Hearing aids, if you care for them correctly, can keep working for years. But they’re only useful if they still address your degree of hearing loss. As with prescription glasses, your hearing aids are calibrated to your particular hearing loss, which needs to be checked regularly. Here’s how long you can anticipate your hearing aids will last assuming they are programed and fitted properly.
Do Hearing Aids Expire?
There’s a shelf life for pretty any product. With the milk in your refrigerator, that shelf life might be several weeks. Several months to several years is the shelf life of canned goods. Even electronics have a shelf life, your brand new high-def TV will likely need to be swapped out some time in the next few years. So discovering that your hearing aids have a shelf life is most likely not very shocking.
In general, a set of hearing aids will last approximately 2-5 years, although with the technology emerging you may want to upgrade sooner. But the shelf life of your hearing aids will depend on several possible factors:
- Type: There are a couple of basic types of hearing aids: inside-the-ear and behind-the-ear. Five years or so will be the expected shelf life of inside-the-ear model hearing aids as a result of exposure to dirt, sweat, and debris of the ear canal. Behind-the-ear models normally last about 6-7 years (mainly because they’re able to stay drier and cleaner).
- Batteries: Most (but not all) hearing aids currently use rechargeable, internal batteries. The shelf life of your hearing aid is substantially influenced by the type of batteries they use.
- Construction: Nowadays, hearing aids are constructed from all kinds of materials, from metal to silicon to nano-coated plastics, and so on. Some wear-and-tear can be anticipated despite the fact that hearing aids are manufactured to be durable and ergonomic. In spite of premium construction, if you’re prone to dropping your hearing aids, their longevity will be impacted.
- Care: This should come as no surprise, but the better you take care of hearing aids, the longer they will last. Performing regular required upkeep and cleaning is essential. Time put into proper care will translate almost directly into increased operational time.

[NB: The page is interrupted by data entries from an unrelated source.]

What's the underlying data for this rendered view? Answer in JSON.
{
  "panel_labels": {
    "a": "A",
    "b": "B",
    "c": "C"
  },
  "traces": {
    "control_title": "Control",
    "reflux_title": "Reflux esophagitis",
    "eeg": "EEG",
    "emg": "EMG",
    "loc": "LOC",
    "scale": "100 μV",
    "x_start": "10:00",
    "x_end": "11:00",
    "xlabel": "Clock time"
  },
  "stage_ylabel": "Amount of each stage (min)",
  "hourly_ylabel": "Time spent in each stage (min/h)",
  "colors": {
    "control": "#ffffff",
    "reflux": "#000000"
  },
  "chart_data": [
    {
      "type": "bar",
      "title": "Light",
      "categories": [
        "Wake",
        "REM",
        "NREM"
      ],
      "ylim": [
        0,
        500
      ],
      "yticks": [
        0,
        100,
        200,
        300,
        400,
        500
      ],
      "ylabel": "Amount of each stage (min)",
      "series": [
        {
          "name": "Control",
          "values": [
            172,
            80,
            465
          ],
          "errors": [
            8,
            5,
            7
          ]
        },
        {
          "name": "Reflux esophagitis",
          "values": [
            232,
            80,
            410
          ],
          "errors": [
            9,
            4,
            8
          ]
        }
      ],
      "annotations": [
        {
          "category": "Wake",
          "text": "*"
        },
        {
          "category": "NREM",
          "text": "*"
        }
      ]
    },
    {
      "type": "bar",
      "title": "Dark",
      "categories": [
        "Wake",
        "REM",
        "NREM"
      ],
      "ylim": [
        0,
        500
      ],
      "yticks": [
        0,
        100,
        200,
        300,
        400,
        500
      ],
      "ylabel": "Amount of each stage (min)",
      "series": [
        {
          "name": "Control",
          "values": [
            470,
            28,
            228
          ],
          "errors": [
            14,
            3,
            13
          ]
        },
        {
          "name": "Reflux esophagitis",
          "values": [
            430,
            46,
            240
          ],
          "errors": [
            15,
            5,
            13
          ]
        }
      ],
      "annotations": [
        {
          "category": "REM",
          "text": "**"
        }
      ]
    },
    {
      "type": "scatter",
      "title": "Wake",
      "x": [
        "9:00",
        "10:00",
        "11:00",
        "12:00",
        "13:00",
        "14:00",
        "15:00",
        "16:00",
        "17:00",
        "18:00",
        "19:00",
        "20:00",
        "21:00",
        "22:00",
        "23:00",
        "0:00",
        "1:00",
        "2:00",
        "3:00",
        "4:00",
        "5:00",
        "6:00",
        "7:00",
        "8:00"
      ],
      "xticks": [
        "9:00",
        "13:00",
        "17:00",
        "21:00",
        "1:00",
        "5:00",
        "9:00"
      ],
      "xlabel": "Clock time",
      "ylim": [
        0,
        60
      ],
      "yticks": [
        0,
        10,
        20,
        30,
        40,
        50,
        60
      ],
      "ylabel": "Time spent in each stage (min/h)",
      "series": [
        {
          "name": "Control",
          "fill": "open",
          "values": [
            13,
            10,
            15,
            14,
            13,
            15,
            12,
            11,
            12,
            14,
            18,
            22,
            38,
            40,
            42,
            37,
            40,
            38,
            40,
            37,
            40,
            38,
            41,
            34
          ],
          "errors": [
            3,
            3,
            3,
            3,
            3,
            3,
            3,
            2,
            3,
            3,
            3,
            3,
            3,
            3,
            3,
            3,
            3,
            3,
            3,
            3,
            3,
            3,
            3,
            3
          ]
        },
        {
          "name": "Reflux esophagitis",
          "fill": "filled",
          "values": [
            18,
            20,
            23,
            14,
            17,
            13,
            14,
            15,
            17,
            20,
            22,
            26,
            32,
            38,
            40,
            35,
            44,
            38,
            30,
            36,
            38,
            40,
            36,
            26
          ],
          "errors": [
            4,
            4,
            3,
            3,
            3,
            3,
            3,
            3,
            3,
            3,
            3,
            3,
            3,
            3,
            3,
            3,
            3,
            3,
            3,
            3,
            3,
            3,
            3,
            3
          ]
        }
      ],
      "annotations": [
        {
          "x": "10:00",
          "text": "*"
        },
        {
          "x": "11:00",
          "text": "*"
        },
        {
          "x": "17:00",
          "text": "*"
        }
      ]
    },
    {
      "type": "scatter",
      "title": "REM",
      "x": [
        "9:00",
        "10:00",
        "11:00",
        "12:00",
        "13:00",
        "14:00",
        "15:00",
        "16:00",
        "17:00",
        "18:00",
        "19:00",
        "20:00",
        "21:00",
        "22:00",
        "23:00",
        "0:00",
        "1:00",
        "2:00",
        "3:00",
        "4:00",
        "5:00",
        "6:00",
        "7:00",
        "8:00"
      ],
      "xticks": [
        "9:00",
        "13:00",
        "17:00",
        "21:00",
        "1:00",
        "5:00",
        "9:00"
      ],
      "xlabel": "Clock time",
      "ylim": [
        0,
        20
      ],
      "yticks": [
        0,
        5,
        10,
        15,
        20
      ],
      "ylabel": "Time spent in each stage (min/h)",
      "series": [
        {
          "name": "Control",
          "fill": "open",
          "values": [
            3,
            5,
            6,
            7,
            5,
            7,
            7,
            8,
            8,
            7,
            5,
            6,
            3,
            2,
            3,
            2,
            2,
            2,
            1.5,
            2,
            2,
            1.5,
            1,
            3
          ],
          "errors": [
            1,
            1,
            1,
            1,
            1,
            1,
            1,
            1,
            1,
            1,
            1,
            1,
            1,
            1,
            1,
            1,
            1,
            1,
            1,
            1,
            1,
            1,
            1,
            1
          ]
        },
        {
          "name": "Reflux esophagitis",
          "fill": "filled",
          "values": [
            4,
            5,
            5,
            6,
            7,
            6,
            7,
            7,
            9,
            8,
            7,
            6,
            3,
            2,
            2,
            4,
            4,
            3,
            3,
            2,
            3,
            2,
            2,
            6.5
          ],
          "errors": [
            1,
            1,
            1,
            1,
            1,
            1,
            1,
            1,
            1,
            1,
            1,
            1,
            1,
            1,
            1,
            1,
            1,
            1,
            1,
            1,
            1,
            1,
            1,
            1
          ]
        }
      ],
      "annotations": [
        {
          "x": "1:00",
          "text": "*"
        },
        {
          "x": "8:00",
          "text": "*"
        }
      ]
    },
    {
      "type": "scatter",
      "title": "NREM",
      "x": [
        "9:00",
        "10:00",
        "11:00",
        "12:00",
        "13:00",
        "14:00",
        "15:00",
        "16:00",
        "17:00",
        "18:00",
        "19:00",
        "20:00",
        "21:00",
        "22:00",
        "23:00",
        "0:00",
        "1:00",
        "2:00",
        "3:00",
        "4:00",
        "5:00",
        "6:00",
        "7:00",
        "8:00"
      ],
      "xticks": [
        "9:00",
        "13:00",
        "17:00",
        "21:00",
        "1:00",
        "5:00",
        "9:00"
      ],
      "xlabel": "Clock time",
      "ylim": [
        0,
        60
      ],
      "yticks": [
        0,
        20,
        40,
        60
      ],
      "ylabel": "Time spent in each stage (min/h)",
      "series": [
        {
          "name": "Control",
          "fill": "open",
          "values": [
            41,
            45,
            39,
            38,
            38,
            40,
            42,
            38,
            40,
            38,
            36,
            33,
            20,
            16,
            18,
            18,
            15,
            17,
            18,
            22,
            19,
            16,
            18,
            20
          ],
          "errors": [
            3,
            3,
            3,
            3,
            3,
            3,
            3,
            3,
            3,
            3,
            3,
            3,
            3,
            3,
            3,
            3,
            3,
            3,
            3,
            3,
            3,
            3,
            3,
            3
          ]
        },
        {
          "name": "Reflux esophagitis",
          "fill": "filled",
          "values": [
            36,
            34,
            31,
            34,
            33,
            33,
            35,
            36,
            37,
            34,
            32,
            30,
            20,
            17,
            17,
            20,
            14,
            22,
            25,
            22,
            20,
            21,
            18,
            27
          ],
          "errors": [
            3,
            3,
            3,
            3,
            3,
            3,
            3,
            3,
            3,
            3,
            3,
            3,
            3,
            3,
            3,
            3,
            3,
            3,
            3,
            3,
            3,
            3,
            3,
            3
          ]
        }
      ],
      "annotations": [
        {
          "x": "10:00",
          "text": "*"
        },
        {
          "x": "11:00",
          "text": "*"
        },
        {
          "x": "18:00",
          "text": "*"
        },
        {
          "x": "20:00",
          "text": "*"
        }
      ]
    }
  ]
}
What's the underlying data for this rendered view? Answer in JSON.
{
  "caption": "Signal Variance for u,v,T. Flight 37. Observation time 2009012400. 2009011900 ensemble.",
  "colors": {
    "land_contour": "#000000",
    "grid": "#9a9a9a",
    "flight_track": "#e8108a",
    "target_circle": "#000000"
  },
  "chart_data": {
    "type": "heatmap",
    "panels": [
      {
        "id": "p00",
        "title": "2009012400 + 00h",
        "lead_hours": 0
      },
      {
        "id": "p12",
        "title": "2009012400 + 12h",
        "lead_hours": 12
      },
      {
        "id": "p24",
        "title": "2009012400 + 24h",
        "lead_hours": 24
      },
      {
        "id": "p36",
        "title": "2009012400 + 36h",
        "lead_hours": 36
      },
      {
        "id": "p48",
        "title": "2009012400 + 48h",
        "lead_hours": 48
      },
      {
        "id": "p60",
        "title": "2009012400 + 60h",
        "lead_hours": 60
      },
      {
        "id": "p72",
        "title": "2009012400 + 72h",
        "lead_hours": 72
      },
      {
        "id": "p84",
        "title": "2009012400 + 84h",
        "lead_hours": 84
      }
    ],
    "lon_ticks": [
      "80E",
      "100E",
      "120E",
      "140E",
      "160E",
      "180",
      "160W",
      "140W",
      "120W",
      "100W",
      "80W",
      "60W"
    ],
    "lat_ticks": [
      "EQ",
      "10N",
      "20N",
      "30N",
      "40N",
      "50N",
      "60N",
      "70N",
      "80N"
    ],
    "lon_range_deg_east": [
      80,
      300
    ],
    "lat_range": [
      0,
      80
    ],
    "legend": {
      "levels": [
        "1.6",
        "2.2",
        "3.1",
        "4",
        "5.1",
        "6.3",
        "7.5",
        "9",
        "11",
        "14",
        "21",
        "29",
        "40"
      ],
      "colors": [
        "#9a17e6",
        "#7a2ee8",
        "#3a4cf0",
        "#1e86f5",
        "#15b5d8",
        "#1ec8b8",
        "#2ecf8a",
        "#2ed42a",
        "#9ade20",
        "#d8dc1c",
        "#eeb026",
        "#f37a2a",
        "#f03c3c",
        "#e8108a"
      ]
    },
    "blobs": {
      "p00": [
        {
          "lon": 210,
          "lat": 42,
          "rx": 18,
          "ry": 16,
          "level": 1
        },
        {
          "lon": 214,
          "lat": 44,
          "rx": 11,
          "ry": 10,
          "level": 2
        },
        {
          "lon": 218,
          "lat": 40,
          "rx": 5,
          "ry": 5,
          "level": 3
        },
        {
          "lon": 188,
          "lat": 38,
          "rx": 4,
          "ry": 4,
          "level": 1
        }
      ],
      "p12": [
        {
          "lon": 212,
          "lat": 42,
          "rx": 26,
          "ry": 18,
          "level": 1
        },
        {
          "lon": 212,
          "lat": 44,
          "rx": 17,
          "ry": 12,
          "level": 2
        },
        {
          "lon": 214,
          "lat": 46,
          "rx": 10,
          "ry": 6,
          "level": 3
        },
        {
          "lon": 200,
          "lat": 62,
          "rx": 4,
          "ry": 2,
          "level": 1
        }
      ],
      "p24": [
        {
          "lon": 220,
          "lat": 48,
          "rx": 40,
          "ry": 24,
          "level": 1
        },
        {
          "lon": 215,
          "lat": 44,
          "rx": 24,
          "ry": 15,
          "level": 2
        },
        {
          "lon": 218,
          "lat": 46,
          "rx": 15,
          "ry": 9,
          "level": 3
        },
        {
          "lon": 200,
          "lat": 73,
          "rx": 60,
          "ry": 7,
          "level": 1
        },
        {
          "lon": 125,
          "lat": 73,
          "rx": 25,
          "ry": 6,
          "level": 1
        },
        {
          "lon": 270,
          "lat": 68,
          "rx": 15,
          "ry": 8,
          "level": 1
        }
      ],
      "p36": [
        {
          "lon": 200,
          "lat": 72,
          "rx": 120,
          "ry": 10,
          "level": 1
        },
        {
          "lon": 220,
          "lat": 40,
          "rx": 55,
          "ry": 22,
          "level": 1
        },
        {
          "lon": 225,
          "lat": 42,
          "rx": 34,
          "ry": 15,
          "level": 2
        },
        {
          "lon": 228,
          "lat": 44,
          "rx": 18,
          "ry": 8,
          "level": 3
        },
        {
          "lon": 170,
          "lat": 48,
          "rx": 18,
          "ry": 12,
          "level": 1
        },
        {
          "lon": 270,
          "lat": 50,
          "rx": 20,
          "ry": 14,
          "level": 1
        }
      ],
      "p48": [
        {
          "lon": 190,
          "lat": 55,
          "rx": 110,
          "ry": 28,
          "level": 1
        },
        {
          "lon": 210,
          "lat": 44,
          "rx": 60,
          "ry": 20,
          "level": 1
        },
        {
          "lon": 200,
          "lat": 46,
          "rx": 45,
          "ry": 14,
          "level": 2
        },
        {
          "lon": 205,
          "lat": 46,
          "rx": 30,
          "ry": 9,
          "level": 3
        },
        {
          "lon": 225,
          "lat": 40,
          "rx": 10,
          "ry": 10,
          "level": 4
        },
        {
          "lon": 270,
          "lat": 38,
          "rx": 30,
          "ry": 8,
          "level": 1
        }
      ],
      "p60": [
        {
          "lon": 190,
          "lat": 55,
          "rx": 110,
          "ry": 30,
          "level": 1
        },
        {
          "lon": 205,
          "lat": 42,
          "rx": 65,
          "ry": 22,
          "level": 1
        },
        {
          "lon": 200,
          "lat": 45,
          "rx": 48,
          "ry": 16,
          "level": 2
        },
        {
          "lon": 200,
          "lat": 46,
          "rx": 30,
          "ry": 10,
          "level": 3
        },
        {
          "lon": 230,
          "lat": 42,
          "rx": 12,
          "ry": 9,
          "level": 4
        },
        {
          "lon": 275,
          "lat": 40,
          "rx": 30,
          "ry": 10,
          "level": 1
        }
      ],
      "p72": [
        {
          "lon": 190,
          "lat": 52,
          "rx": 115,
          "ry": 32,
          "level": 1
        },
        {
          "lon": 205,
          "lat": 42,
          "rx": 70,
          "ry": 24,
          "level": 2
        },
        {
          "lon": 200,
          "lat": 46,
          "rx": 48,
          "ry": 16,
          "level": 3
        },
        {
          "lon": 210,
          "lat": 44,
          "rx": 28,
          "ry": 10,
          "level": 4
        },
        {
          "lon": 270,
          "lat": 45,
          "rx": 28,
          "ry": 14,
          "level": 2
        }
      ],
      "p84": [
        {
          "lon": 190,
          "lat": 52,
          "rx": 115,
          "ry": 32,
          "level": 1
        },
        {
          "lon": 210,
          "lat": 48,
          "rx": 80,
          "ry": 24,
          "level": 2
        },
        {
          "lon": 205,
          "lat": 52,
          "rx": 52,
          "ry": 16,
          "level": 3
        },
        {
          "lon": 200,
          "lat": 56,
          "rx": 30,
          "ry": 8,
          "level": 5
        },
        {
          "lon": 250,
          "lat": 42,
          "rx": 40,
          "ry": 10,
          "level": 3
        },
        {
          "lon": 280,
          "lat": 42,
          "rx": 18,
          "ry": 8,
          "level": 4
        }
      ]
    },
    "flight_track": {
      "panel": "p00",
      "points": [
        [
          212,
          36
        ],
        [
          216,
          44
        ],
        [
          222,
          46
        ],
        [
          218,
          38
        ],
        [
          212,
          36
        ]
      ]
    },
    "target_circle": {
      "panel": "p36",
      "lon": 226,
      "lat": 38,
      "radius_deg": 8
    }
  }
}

Normally, the standard usage of your hearing aid defines the exact shelf life. But neglecting to wear your hearing aids might also minimize their expected usefulness (leaving your hearing aids neglected on a shelf and unmaintained can also diminish the lifespan of your hearing aids).
Hearing aids should also be checked and professionally cleaned every now and then. This helps make certain they still fit correctly and don’t have a build-up of wax impeding their ability to function.
It’s a Smart Idea to Replace Your Hearing Aids Before They Wear Down
In the future there could come a time when the performance of your hearing aids starts to decline. Then you will need to look for a new pair. But in some situations, you might find that a new pair will be worthwhile long before your hearing aids begin to show their age. Here are some of those situations:
- Technology changes: Hearing aids are becoming more useful in novel ways every year. It might be worth investing in a new hearing aid sooner than later if you feel like you would be significantly helped by some of these cutting edge technologies.
- Changes in lifestyle: You could, in many cases, have a specific lifestyle in mind when you purchase your hearing aids. But perhaps your circumstances change, maybe you’ve become more physically active and you need a set that are waterproof, more heavy-duty, or rechargeable.
- Changes in your hearing: You need to change your hearing aid scenario if the state of your hearing changes. Put simply, your hearing aids will no longer be adjusted to yield the best possible benefits. If you want an optimal level of hearing, new hearing aids may be required.
You can see why the plan for replacing your hearing aid is difficult to predict. Normally, that 2-5 year range is fairly accurate dependant upon these few variables.